The paper said it had seen a confidential 29-page report which said the Italian Treasury had restructured the debts "between May and December 2012"
when the eurozone crisis was at its worst.

The loss was particularly damming considering the contracts were worth 31 billion, it said.

"Many mistakes were made in the 1990s to get Italy into the euro," a government official told the daily on the condition of anonymity.

"And today they transform into even more debt, hidden by the official accounts in an very grey area of the Treasury that only a few people are able to understand and manage," he said.

Responding to the news, the Italian Ministry of Economy and Finance said derivatives pose "no danger to public accounts".

"The hypothesis that Italy used derivatives at the end of the 1990s to create the conditions necessary to enter into the eurozone is absolutely groundless," the ministry said in a statement.

Christian Schulz, senior economist at Berenberg Bank in London, said in a note that the report should not spark undue panic.

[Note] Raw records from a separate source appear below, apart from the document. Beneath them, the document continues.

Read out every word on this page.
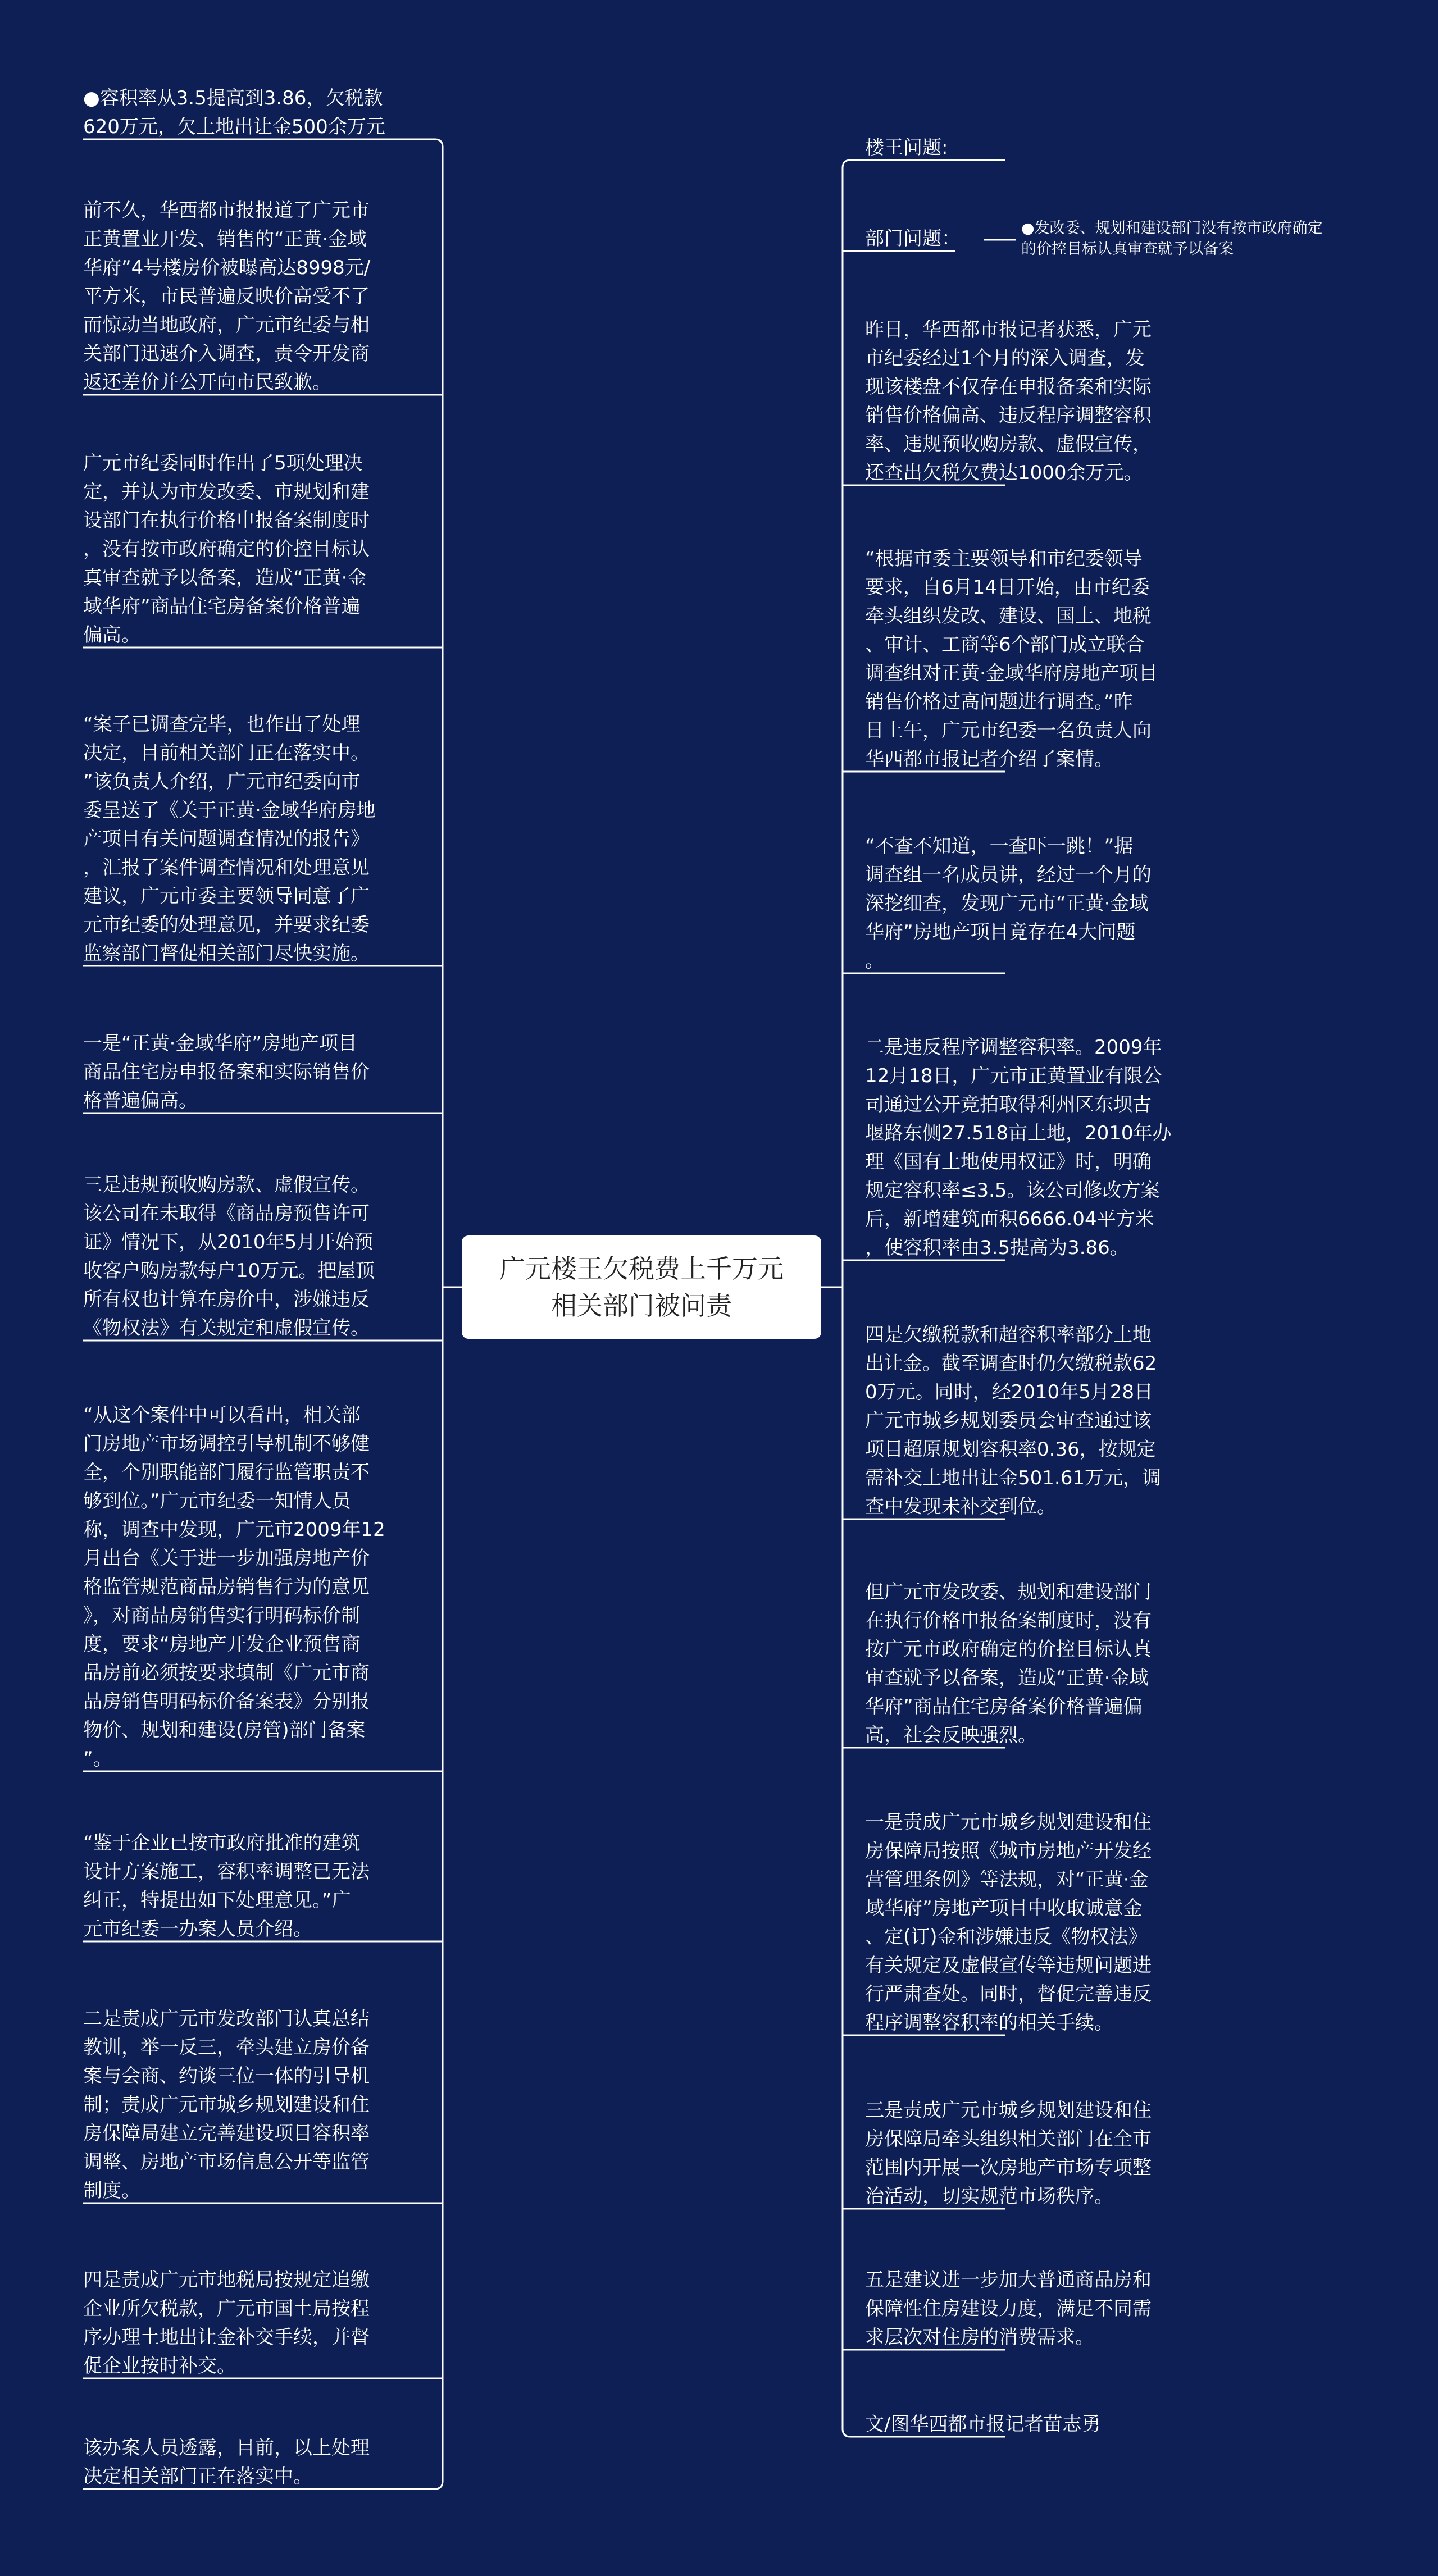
广元楼王欠税费上千万元
相关部门被问责
●容积率从3.5提高到3.86，欠税款
620万元，欠土地出让金500余万元
前不久，华西都市报报道了广元市
正黄置业开发、销售的“正黄·金域
华府”4号楼房价被曝高达8998元/
平方米，市民普遍反映价高受不了
而惊动当地政府，广元市纪委与相
关部门迅速介入调查，责令开发商
返还差价并公开向市民致歉。
广元市纪委同时作出了5项处理决
定，并认为市发改委、市规划和建
设部门在执行价格申报备案制度时
，没有按市政府确定的价控目标认
真审查就予以备案，造成“正黄·金
域华府”商品住宅房备案价格普遍
偏高。
“案子已调查完毕，也作出了处理
决定，目前相关部门正在落实中。
”该负责人介绍，广元市纪委向市
委呈送了《关于正黄·金域华府房地
产项目有关问题调查情况的报告》
，汇报了案件调查情况和处理意见
建议，广元市委主要领导同意了广
元市纪委的处理意见，并要求纪委
监察部门督促相关部门尽快实施。
一是“正黄·金域华府”房地产项目
商品住宅房申报备案和实际销售价
格普遍偏高。
三是违规预收购房款、虚假宣传。
该公司在未取得《商品房预售许可
证》情况下，从2010年5月开始预
收客户购房款每户10万元。把屋顶
所有权也计算在房价中，涉嫌违反
《物权法》有关规定和虚假宣传。
“从这个案件中可以看出，相关部
门房地产市场调控引导机制不够健
全，个别职能部门履行监管职责不
够到位。”广元市纪委一知情人员
称，调查中发现，广元市2009年12
月出台《关于进一步加强房地产价
格监管规范商品房销售行为的意见
》，对商品房销售实行明码标价制
度，要求“房地产开发企业预售商
品房前必须按要求填制《广元市商
品房销售明码标价备案表》分别报
物价、规划和建设(房管)部门备案
”。
“鉴于企业已按市政府批准的建筑
设计方案施工，容积率调整已无法
纠正，特提出如下处理意见。”广
元市纪委一办案人员介绍。
二是责成广元市发改部门认真总结
教训，举一反三，牵头建立房价备
案与会商、约谈三位一体的引导机
制；责成广元市城乡规划建设和住
房保障局建立完善建设项目容积率
调整、房地产市场信息公开等监管
制度。
四是责成广元市地税局按规定追缴
企业所欠税款，广元市国土局按程
序办理土地出让金补交手续，并督
促企业按时补交。
该办案人员透露，目前，以上处理
决定相关部门正在落实中。
楼王问题:
部门问题：	●发改委、规划和建设部门没有按市政府确定
的价控目标认真审查就予以备案
昨日，华西都市报记者获悉，广元
市纪委经过1个月的深入调查，发
现该楼盘不仅存在申报备案和实际
销售价格偏高、违反程序调整容积
率、违规预收购房款、虚假宣传，
还查出欠税欠费达1000余万元。
“根据市委主要领导和市纪委领导
要求，自6月14日开始，由市纪委
牵头组织发改、建设、国土、地税
、审计、工商等6个部门成立联合
调查组对正黄·金域华府房地产项目
销售价格过高问题进行调查。”昨
日上午，广元市纪委一名负责人向
华西都市报记者介绍了案情。
“不查不知道，一查吓一跳！”据
调查组一名成员讲，经过一个月的
深挖细查，发现广元市“正黄·金域
华府”房地产项目竟存在4大问题
。
二是违反程序调整容积率。2009年
12月18日，广元市正黄置业有限公
司通过公开竞拍取得利州区东坝古
堰路东侧27.518亩土地，2010年办
理《国有土地使用权证》时，明确
规定容积率≤3.5。该公司修改方案
后，新增建筑面积6666.04平方米
，使容积率由3.5提高为3.86。
四是欠缴税款和超容积率部分土地
出让金。截至调查时仍欠缴税款62
0万元。同时，经2010年5月28日
广元市城乡规划委员会审查通过该
项目超原规划容积率0.36，按规定
需补交土地出让金501.61万元，调
查中发现未补交到位。
但广元市发改委、规划和建设部门
在执行价格申报备案制度时，没有
按广元市政府确定的价控目标认真
审查就予以备案，造成“正黄·金域
华府”商品住宅房备案价格普遍偏
高，社会反映强烈。
一是责成广元市城乡规划建设和住
房保障局按照《城市房地产开发经
营管理条例》等法规，对“正黄·金
域华府”房地产项目中收取诚意金
、定(订)金和涉嫌违反《物权法》
有关规定及虚假宣传等违规问题进
行严肃查处。同时，督促完善违反
程序调整容积率的相关手续。
三是责成广元市城乡规划建设和住
房保障局牵头组织相关部门在全市
范围内开展一次房地产市场专项整
治活动，切实规范市场秩序。
五是建议进一步加大普通商品房和
保障性住房建设力度，满足不同需
求层次对住房的消费需求。
文/图华西都市报记者苗志勇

"€8 billion are only 0.5 percent of Italian GDP (gross domestic product), not enough for a major change the assessment of Italy's fiscal health," he said.

However, he said it raised questions, for example whether the loss had been absorbed into the deficit last year. And he called for Italy and the European Commission to "quickly shed light on the risks from these and similar derivatives deals in order not to undermine confidence in Eurostat's public finance data."

The reported technique is redolent of derivative and accounting devices used by Greece to mask the weakness of its public finances before it joined the eurozone

The report in Repubblica puts the head of the European Central Bank (ECB) Mario Draghi into the spotlight, as he was head of the Italian Treasury at the time the derivatives were taken out.

It will also be an unwelcome distraction for Prime Minister Enrico Letta, who is struggling to push measures through to revive Italy's growth amid hissy fits from a sparring coalition and bad news on the debt bond market, after borrowing costs rose in Tuesday's auction.